Robinson was the first black player in Major League Baseball. When he joined the Brooklyn Dodgers in 1947, he broke the color barrier, and at the time many fans weren’t ready to accept that.
“Henry’s character is in the stands with his father at a Cincinnati Reds game and begins yelling racial slurs at Jackie when he sees his father and other fans doing the same,” said his mother, Jennifer Friedman. “It is a powerful scene that demonstrates how hatred and bigotry are learned behaviors.”
When he was filming the scene, Henry said he had to remind himself that he was just acting.
The actor portraying Robinson, Chadwick Boseman, asked his mother if it was hard for her son to yell the racial slurs that were in the script.
“He wanted to meet me so that he could tell me he understood I didn’t mean those terrible words. He was so nice and made me feel a lot better since I was yelling those words at him while he was on the field,” Henry said.
In the scene, Henry’s face shows emotions torn between loving his father and a beginning of an understanding of the racism going on around him. Published reviews mention this pivotal scene and indicate Henry’s performance perfectly captures the moment.
Ben Friedman, father to Henry and his brother Charlie, 10, is a singer/songwriter who plays in a band called Cigar Store Indians. He writes songs for television shows and also writes jingles. Additionally, he is a voice over talent and is currently working on the show Cafe Racer which is on Discovery Velocity.
Jennifer Friedman is a painter whose work can be seen at art festivals and a few metro Atlanta galleries, including Galerie Matilda on Canton Street.
When they received the script for the role and Henry saw that he would be required to make racial slurs, he was nervous about the audition, Jennifer Friedman said.
“Ben and I explained to him what an important movie it was and how his character would help make kids his age understand what Jackie Robinson faced as the first African American baseball player in the major leagues.
“It was very difficult to hear him yell those words while he was auditioning and shooting the scene and I cringed every time he said them.”
A seventh grader at Crabapple Middle School, Henry said he didn’t know very much about Jackie Robinson before the audition.
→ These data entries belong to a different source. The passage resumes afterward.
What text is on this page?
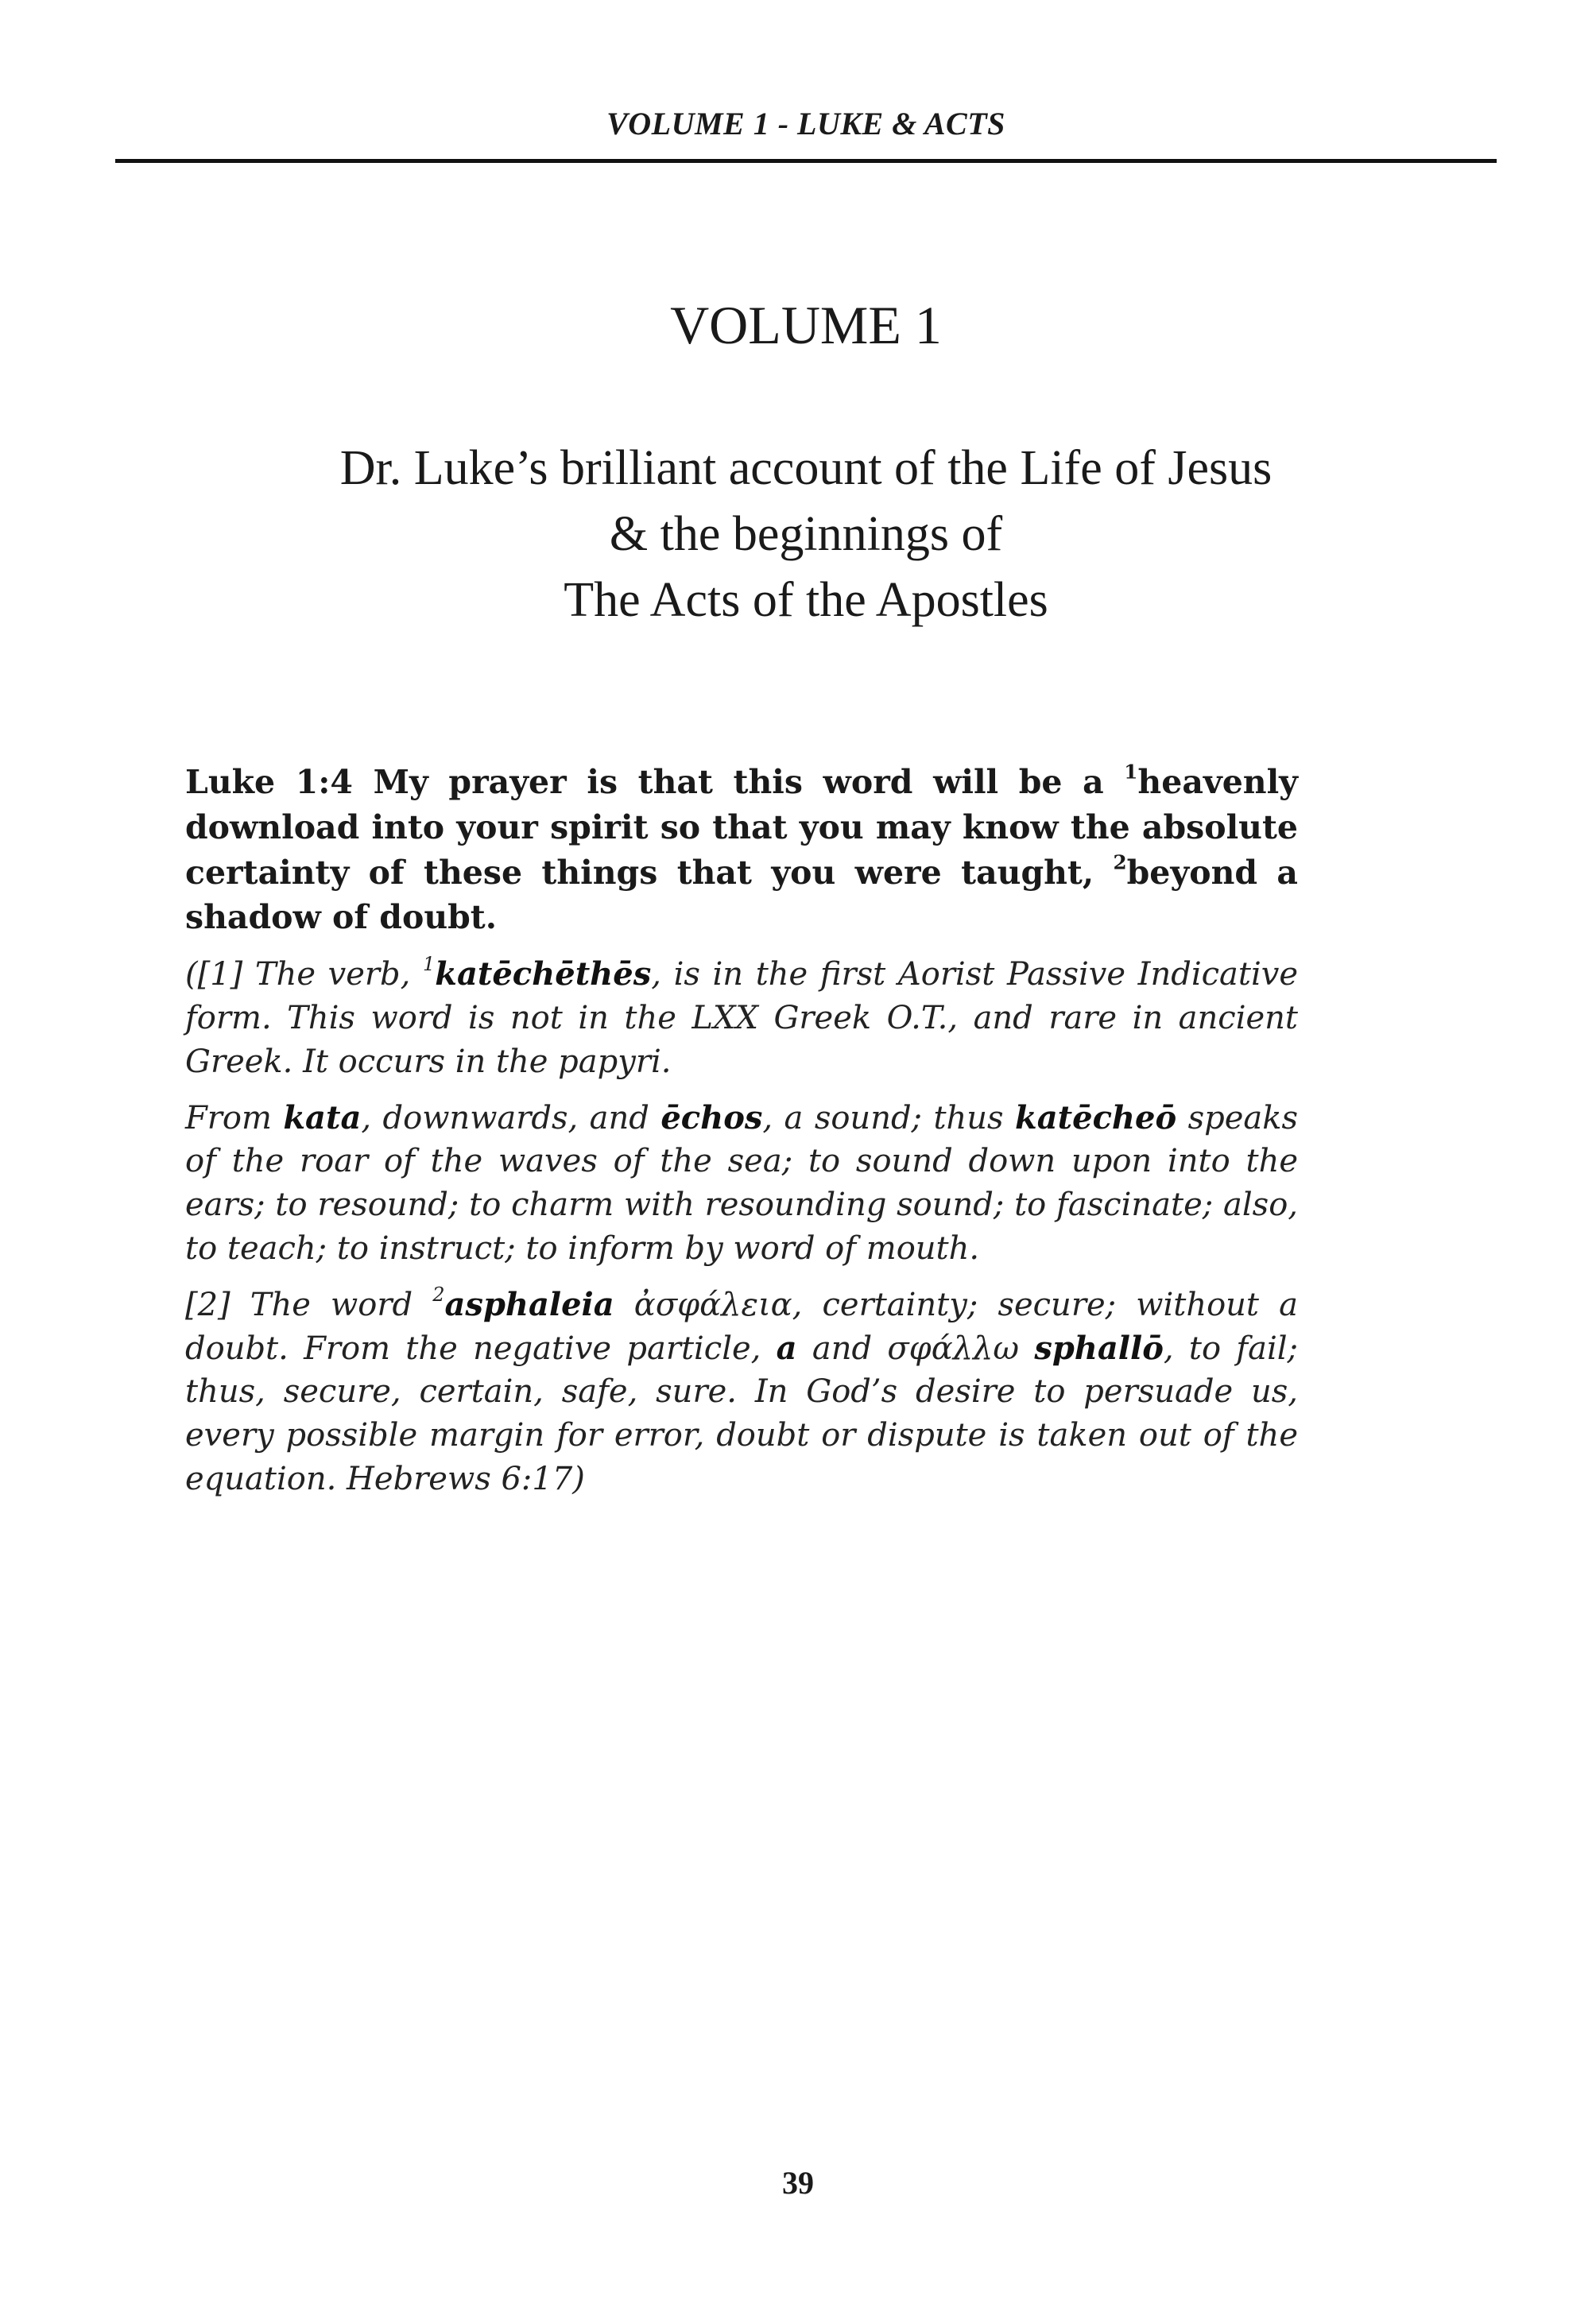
VOLUME 1 - LUKE & ACTS
VOLUME 1
Dr. Luke’s brilliant account of the Life of Jesus
& the beginnings of
The Acts of the Apostles

Luke 1:4 My prayer is that this word will be a $^1$heavenly download into your spirit so that you may know the absolute certainty of these things that you were taught, $^2$beyond a shadow of doubt.

([1] The verb, $^1$katēchēthēs, is in the first Aorist Passive Indicative form. This word is not in the LXX Greek O.T., and rare in ancient Greek. It occurs in the papyri.

From kata, downwards, and ēchos, a sound; thus katēcheō speaks of the roar of the waves of the sea; to sound down upon into the ears; to resound; to charm with resounding sound; to fascinate; also, to teach; to instruct; to inform by word of mouth.

[2] The word $^2$asphaleia ἀσφάλεια, certainty; secure; without a doubt. From the negative particle, a and σφάλλω sphallō, to fail; thus, secure, certain, safe, sure. In God’s desire to persuade us, every possible margin for error, doubt or dispute is taken out of the equation. Hebrews 6:17)

39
“I didn’t prepare very much for the role except to rehearse my lines. It was really cool when the director, Brian Helgeland, visited my trailer before I shot my scene and he gave me some pointers on how to play my character. He told me what to expect on the set and explained the context of the scene,” Henry said.
The first time Henry ever performed in public was playing maracas with his dad’s band at age 3.
“He happily played along with the band without any inhibitions or shyness. We could tell he was very comfortable on stage performing in front of a crowd,” his mom said.
He took classes and workshops at Red Door Playhouse in Roswell “and it was obvious that he had a natural talent for acting,” his mother said.